Example file: /projects/microprot/benchmarking/snakemake_test/2_pdb.out

Running: python /projects/microprot/microprot/scripts/split_search.py 2_pdb.out 2.faa -o 2_pdb -p 0.95 gives error:

Traceback (most recent call last):
  File "/projects/microprot/microprot/scripts/split_search.py", line 96, in _parse_hit_summary_line
    hit[_HEADER[-9]] = float(fields[-9])
ValueError: could not convert string to float: 'recombina'

During handling of the above exception, another exception occurred:

Traceback (most recent call last):
  File "/projects/microprot/microprot/scripts/split_search.py", line 605, in <module>
    _split_search()
  File "/home/tkosciolek/conda/envs/microprot/lib/python3.5/site-packages/click/core.py", line 716, in __call__
    return self.main(*args, **kwargs)
  File "/home/tkosciolek/conda/envs/microprot/lib/python3.5/site-packages/click/core.py", line 696, in main
    rv = self.invoke(ctx)
  File "/home/tkosciolek/conda/envs/microprot/lib/python3.5/site-packages/click/core.py", line 889, in invoke
    return ctx.invoke(self.callback, **ctx.params)
  File "/home/tkosciolek/conda/envs/microprot/lib/python3.5/site-packages/click/core.py", line 534, in invoke
    return callback(*args, **kwargs)
  File "/projects/microprot/microprot/scripts/split_search.py", line 598, in _split_search
    frag_len)
  File "/projects/microprot/microprot/scripts/split_search.py", line 499, in mask_sequence
    hits = parse_pdb_match(hhsuite_fp)
  File "/projects/microprot/microprot/scripts/split_search.py", line 249, in parse_pdb_match
    hits.append(_parse_hit_summary_line(line))
  File "/projects/microprot/microprot/scripts/split_search.py", line 136, in _parse_hit_summary_line
    raise ValueError("Unexpected field.
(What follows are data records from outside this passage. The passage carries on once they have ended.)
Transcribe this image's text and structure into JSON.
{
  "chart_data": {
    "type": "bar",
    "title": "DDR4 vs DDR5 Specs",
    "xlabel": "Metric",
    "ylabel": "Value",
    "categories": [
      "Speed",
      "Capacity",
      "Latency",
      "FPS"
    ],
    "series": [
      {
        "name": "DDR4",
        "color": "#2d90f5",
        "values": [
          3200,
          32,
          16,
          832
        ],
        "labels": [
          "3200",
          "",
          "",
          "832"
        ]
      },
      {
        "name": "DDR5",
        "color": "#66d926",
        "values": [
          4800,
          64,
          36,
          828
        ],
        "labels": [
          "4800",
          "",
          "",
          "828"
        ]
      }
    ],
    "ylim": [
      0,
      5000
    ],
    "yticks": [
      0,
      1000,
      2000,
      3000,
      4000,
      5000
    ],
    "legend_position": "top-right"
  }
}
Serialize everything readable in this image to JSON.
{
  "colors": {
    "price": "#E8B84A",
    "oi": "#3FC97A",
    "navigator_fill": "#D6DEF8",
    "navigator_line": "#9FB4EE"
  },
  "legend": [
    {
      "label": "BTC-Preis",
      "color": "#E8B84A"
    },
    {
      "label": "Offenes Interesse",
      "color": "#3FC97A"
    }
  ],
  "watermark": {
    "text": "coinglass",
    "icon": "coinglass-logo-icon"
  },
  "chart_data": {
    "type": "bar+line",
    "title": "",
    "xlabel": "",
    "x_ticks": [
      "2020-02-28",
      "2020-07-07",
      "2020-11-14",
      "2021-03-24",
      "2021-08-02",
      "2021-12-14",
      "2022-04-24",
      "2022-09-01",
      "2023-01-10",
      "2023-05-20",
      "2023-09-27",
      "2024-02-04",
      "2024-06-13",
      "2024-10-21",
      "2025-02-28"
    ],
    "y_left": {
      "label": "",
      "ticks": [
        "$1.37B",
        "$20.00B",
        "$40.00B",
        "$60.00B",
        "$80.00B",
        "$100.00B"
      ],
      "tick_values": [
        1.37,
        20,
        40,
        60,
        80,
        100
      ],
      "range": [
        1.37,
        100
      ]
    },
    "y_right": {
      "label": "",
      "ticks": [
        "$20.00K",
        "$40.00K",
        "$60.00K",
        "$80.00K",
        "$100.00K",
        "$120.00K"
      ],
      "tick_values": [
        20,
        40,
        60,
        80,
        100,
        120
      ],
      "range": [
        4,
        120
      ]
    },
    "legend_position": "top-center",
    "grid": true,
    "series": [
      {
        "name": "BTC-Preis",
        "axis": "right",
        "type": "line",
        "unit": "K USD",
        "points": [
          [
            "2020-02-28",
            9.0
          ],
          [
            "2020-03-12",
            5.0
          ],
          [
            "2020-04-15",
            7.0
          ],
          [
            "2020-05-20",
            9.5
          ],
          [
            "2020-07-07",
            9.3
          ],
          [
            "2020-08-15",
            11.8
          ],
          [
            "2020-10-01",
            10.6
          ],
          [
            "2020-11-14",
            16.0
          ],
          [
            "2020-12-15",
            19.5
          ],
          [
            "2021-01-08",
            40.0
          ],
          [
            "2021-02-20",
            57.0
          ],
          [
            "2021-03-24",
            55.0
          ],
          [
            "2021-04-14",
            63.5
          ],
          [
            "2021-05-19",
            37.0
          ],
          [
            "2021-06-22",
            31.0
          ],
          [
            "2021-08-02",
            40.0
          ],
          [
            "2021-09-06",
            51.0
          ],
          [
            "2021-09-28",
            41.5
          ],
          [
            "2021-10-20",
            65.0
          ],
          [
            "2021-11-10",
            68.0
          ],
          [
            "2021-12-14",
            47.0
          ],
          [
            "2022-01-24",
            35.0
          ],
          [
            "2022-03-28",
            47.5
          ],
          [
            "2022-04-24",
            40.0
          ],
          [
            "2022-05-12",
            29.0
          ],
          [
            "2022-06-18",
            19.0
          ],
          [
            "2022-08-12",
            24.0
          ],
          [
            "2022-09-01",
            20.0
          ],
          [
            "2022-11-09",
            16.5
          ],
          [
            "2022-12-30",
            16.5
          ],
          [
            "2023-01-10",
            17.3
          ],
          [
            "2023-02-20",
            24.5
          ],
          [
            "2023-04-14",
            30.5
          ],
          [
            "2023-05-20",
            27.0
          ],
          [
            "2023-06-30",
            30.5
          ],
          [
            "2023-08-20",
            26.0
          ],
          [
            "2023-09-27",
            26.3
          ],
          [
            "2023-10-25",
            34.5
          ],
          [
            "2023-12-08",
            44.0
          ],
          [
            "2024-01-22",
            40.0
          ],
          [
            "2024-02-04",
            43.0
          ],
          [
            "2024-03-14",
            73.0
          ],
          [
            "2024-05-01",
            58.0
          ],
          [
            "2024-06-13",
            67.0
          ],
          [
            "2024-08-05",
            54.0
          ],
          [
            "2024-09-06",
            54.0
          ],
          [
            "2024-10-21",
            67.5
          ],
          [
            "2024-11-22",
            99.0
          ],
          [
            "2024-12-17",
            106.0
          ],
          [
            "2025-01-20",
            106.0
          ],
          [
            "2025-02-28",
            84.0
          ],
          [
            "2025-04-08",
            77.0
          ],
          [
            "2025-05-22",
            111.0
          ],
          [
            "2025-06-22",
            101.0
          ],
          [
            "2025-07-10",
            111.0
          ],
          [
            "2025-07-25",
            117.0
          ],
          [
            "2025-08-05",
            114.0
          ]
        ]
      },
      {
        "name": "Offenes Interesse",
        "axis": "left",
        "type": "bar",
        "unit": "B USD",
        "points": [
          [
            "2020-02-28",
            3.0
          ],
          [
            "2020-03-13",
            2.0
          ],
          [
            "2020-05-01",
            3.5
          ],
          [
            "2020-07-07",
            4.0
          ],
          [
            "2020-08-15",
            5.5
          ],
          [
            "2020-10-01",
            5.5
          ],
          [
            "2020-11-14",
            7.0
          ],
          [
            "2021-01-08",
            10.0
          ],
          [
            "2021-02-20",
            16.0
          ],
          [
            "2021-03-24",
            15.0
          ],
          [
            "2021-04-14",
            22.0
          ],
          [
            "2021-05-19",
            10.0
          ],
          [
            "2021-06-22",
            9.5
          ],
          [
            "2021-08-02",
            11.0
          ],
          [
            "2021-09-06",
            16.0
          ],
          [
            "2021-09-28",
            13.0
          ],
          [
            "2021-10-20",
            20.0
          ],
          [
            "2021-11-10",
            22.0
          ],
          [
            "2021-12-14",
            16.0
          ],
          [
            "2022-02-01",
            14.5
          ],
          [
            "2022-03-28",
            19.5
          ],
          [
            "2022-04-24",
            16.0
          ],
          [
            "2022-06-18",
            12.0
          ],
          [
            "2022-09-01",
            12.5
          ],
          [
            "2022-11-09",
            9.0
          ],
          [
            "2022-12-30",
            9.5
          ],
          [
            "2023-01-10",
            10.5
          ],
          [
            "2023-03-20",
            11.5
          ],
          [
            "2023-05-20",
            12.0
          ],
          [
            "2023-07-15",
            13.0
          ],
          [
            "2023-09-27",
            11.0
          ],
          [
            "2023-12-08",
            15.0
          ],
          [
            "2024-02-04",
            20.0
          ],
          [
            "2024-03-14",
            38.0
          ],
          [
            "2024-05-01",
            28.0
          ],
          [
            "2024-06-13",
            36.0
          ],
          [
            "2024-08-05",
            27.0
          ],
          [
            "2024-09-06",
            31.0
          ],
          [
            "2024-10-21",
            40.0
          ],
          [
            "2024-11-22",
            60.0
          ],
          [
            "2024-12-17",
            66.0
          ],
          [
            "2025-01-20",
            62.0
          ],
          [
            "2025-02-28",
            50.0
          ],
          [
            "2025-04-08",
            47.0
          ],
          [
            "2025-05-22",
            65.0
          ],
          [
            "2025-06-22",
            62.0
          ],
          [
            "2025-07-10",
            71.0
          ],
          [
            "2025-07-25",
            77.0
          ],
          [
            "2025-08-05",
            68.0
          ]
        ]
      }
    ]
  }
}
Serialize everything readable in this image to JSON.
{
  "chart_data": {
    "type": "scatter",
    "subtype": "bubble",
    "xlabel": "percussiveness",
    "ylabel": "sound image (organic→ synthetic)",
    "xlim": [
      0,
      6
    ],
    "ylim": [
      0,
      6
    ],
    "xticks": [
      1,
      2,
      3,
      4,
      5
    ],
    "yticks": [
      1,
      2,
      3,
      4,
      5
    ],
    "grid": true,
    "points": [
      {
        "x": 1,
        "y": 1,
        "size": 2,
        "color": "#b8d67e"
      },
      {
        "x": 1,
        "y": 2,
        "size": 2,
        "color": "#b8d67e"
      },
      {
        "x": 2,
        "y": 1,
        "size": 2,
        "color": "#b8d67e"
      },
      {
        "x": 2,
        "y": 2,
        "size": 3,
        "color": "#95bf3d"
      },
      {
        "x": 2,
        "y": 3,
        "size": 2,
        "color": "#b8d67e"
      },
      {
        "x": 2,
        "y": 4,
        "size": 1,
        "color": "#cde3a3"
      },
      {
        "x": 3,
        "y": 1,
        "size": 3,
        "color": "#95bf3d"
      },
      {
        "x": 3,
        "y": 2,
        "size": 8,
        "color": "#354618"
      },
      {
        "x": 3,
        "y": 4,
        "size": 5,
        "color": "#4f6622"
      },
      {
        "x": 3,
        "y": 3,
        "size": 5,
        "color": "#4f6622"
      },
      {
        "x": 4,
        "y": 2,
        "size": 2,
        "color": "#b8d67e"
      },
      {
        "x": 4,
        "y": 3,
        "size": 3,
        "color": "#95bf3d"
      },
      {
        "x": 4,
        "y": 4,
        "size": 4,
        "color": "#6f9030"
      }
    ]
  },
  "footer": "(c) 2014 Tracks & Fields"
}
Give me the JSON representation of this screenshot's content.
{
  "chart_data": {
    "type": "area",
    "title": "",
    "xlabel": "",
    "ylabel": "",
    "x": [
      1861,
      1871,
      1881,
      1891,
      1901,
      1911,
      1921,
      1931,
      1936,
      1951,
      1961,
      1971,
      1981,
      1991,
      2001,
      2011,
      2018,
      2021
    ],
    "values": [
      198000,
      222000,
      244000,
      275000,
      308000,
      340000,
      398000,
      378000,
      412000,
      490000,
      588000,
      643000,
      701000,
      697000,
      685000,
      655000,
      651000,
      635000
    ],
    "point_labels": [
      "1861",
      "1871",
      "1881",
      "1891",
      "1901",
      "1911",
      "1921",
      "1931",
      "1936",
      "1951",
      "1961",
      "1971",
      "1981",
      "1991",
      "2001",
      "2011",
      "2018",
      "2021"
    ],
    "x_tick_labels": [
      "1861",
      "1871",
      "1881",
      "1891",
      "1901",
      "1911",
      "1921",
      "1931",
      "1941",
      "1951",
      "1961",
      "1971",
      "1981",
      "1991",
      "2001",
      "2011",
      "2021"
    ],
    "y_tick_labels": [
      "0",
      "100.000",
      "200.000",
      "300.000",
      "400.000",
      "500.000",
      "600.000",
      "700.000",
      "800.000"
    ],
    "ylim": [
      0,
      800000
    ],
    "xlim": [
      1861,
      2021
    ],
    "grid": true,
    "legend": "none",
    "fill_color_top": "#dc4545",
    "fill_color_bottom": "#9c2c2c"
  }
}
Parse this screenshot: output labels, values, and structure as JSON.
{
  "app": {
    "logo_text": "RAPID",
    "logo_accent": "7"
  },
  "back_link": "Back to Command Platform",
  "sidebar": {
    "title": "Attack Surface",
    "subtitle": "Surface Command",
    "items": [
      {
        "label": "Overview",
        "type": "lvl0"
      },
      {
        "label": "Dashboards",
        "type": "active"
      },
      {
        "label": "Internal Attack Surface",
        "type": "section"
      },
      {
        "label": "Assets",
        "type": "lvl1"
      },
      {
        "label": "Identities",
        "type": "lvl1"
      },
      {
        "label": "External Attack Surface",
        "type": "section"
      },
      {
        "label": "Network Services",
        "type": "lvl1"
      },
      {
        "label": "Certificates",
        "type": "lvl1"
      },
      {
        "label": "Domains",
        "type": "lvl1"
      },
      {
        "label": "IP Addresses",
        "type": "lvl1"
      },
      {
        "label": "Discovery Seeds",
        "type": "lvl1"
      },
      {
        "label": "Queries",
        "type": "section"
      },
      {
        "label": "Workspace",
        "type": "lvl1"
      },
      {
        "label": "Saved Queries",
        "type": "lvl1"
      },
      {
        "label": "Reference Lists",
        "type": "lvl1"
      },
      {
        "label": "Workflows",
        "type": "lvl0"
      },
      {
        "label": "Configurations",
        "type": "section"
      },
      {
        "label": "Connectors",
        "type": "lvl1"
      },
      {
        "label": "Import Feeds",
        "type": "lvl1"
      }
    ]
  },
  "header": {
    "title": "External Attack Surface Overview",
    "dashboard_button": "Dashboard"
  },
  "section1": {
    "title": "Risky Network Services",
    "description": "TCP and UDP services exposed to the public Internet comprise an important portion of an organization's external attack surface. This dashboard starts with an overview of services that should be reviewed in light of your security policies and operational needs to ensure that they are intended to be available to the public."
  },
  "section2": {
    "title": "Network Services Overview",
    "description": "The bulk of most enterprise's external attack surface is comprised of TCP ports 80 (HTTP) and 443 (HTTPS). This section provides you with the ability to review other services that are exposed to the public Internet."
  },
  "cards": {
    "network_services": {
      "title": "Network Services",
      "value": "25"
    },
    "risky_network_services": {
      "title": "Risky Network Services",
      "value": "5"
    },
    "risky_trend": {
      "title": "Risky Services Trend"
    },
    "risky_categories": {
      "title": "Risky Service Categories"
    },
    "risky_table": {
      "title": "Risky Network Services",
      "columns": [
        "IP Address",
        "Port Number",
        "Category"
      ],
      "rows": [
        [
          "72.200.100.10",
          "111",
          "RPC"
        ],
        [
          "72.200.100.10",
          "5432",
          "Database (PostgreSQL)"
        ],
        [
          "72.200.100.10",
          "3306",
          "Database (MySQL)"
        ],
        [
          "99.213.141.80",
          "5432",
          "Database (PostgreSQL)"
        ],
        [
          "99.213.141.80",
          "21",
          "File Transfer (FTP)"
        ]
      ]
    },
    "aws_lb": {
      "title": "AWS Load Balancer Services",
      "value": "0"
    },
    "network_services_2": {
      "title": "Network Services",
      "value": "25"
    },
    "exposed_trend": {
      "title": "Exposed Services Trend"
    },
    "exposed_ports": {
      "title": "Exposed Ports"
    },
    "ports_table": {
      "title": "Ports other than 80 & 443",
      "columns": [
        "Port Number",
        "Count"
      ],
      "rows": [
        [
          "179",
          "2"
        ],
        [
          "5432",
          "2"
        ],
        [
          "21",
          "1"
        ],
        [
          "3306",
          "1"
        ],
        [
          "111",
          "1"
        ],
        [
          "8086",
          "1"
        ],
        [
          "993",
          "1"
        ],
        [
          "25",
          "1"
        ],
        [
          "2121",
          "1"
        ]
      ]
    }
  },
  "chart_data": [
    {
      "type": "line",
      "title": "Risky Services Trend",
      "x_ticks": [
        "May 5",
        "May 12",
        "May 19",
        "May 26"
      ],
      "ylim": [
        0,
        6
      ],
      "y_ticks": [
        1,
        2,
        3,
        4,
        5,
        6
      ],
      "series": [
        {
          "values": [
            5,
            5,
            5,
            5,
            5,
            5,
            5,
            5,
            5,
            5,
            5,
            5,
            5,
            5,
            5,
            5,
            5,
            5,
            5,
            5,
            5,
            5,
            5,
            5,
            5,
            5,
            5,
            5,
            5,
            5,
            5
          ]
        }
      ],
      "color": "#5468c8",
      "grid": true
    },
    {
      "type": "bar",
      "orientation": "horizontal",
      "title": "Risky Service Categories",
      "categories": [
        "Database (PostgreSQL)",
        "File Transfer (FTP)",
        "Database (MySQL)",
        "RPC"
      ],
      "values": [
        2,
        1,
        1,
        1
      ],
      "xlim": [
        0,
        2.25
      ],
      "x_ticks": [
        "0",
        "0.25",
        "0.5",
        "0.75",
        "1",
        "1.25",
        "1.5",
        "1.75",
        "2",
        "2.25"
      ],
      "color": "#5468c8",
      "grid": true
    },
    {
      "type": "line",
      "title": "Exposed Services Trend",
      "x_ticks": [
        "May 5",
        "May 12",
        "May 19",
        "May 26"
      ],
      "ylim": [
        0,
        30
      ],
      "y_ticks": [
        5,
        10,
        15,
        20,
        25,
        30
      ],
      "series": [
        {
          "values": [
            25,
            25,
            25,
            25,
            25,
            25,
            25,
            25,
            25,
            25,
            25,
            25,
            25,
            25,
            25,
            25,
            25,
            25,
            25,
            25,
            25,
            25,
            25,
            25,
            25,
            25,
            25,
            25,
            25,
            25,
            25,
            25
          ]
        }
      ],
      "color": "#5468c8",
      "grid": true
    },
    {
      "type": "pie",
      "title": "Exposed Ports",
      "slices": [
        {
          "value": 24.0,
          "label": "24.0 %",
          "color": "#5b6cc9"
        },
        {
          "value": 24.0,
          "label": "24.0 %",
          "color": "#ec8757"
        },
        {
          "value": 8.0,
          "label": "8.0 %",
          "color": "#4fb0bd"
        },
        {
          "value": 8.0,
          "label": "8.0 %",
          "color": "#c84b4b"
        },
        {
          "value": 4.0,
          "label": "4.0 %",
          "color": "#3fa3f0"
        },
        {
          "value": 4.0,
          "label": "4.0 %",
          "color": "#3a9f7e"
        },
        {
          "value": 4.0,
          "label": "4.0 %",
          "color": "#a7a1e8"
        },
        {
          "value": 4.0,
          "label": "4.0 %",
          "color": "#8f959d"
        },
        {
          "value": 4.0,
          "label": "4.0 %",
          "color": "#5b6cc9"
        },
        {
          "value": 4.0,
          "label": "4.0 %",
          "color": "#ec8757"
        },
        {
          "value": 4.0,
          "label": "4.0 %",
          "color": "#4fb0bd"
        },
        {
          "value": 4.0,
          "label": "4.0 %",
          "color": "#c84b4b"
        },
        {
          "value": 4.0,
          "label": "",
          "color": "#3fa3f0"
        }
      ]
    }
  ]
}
Check if line is a HHsearch hit"
ValueError: Unexpected field. Check if line is a HHsearch hit summary line.
tkosciol commented 7 years ago

This is poor design on HHsuite side; I guess it needs fixing by using an approach similar to PDB format. Specific rangers correspond to different fileds, e.g.

1-30  name
31-37 Prob
tkosciol commented 7 years ago

please commit changes to split_search branch

sjanssen2 commented 7 years ago

I am not fully convinced if we are able to find out the exact borders (in terms of character position) between fields. It might be the case that they are dynamically resized if overall numbers are very long?! I'd prefer to stick to my current solution unless you find more counter examples.

tkosciol commented 7 years ago

solved by PR #36